Reaksi Kementerian Kesehatan: 'Kasus ini telah mencedarai nilai-nilai profesi kedokteran'
Dalam rilis tertulis yang diterima BBC News Indonesia, Rabu (16/04) sore, Kementerian Kesehatan mengakui tindakan cabul dokter MSF di Garut "mencederai nilai-nilai luhur profesi kedokteran".
"Dan merusak kepercayaan masyarakat terhadap tenaga medis dan pelayanan kesehatan," kata Kepala Biro Komunikasi dan Informasi Publik Kemenkes, Aji Muhawarman, dalam keterangan tertulis.
Kemenkes menegaskan bahwa perlindungan terhadap pasien adalah hal yang utama dan tidak bisa ditawar.
Karena itu, menurutnya, Konsil Kesehatan Indonesia (KKI) saat ini tengah melakukan pemeriksaan menyeluruh atas kasus ini.
"Kemenkes sudah mengirimkan surat ke KKI untuk meminta pencabutan STR [Surat Tanda Registrasi] yang otomatis akan menggugurkan SIP [Surat Izin Praktik] oknum dokter tersebut," ujar Aji.
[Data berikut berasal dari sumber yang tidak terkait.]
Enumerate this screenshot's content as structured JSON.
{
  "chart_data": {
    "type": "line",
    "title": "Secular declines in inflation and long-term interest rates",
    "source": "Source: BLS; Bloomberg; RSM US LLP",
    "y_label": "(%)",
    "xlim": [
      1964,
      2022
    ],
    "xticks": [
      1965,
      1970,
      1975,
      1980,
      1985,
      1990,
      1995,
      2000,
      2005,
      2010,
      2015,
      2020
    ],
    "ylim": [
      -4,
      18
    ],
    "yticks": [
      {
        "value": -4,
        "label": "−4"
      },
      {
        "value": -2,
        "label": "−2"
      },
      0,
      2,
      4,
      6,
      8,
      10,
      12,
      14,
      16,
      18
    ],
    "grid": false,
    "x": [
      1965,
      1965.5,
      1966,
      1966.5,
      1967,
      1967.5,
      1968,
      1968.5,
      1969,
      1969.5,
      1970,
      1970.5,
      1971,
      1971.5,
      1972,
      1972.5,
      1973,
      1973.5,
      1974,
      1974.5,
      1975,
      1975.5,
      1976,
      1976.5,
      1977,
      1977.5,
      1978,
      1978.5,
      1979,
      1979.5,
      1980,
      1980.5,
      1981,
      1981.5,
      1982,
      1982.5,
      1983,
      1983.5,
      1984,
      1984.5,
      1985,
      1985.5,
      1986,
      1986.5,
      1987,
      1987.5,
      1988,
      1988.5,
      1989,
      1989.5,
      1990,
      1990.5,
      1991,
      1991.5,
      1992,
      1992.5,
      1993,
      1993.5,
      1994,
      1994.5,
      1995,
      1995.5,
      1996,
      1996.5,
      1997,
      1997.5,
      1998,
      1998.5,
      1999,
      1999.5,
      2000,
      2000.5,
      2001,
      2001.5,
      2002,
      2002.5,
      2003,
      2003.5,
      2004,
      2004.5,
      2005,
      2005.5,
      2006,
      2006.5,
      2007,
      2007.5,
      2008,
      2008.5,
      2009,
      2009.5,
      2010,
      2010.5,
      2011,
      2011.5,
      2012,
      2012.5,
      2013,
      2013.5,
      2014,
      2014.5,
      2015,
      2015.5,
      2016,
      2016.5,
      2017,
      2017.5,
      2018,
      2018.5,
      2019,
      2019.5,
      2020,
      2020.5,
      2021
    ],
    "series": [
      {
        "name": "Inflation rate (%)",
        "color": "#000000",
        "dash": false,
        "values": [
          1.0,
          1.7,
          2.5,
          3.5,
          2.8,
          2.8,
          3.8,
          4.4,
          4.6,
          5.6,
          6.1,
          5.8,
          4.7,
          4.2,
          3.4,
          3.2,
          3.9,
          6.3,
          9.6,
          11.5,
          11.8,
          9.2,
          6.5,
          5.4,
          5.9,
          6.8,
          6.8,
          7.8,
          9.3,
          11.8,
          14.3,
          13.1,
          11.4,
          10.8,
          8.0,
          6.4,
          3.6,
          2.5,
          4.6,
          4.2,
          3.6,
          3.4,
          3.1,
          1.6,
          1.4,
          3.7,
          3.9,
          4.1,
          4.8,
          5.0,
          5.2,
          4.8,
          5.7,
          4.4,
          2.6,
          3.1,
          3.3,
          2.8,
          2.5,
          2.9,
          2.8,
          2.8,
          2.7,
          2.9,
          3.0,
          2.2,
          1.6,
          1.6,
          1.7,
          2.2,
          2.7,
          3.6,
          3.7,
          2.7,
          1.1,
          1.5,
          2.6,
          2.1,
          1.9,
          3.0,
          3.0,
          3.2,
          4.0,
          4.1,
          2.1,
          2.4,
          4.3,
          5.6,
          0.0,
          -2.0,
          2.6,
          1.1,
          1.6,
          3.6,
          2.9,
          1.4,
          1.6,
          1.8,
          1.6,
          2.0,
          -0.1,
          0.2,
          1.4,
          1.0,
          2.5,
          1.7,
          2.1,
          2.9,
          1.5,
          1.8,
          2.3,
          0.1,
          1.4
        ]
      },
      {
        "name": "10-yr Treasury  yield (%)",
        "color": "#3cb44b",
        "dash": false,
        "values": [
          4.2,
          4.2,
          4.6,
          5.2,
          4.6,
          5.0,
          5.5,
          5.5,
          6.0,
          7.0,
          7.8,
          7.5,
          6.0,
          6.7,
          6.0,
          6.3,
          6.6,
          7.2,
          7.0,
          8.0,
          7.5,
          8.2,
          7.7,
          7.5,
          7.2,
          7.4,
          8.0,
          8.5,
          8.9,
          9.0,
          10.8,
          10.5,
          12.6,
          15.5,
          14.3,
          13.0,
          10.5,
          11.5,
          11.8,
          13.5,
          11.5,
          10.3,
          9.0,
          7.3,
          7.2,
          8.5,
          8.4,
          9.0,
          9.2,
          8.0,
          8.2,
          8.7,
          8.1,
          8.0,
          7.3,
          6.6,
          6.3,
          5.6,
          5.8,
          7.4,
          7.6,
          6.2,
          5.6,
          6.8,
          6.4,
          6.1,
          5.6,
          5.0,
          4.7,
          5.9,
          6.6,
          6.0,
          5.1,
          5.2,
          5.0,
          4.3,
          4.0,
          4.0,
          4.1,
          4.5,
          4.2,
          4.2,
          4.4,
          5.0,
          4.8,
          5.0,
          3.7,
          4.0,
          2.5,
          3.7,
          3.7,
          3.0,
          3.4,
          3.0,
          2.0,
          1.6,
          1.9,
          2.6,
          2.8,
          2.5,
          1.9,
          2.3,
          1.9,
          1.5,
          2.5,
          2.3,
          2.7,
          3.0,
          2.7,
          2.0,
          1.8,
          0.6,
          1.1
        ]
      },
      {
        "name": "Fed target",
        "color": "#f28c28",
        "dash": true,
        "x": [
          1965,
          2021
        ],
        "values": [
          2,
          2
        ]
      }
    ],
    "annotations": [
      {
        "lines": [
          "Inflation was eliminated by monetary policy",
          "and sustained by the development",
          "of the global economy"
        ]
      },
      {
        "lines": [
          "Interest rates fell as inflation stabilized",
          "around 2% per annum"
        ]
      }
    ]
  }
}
Apabila hasil investigasi ditemukan pelanggaran etik dan disiplin profesi, KKI akan memberikan sanksi tegas berupa pencabutan sementara Surat Tanda Registrasi (STR) tenaga medis yang bersangkutan.
Kementerian Kesehatan juga akan merekomendasikan kepada dinas kesehatan setempat untuk mencabut Surat Izin Praktik (SIP) pelaku, tambahnya.
"Kami memastikan, KKI bersama seluruh pemangku kepentingan akan terus memantau perkembangan kasus ini, dan memastikan penyelesaiannya berjalan transparan dan berkeadilan," tegas Aji.
Dia juga berjanji bahwa Kementerian Kesehatan berkomitmen penuh untuk menjaga integritas dan profesionalisme tenaga medis dan tenaga kesehatan demi perlindungan dan keselamatan pasien di seluruh Indonesia.
Berita akan diperbarui secara berkala.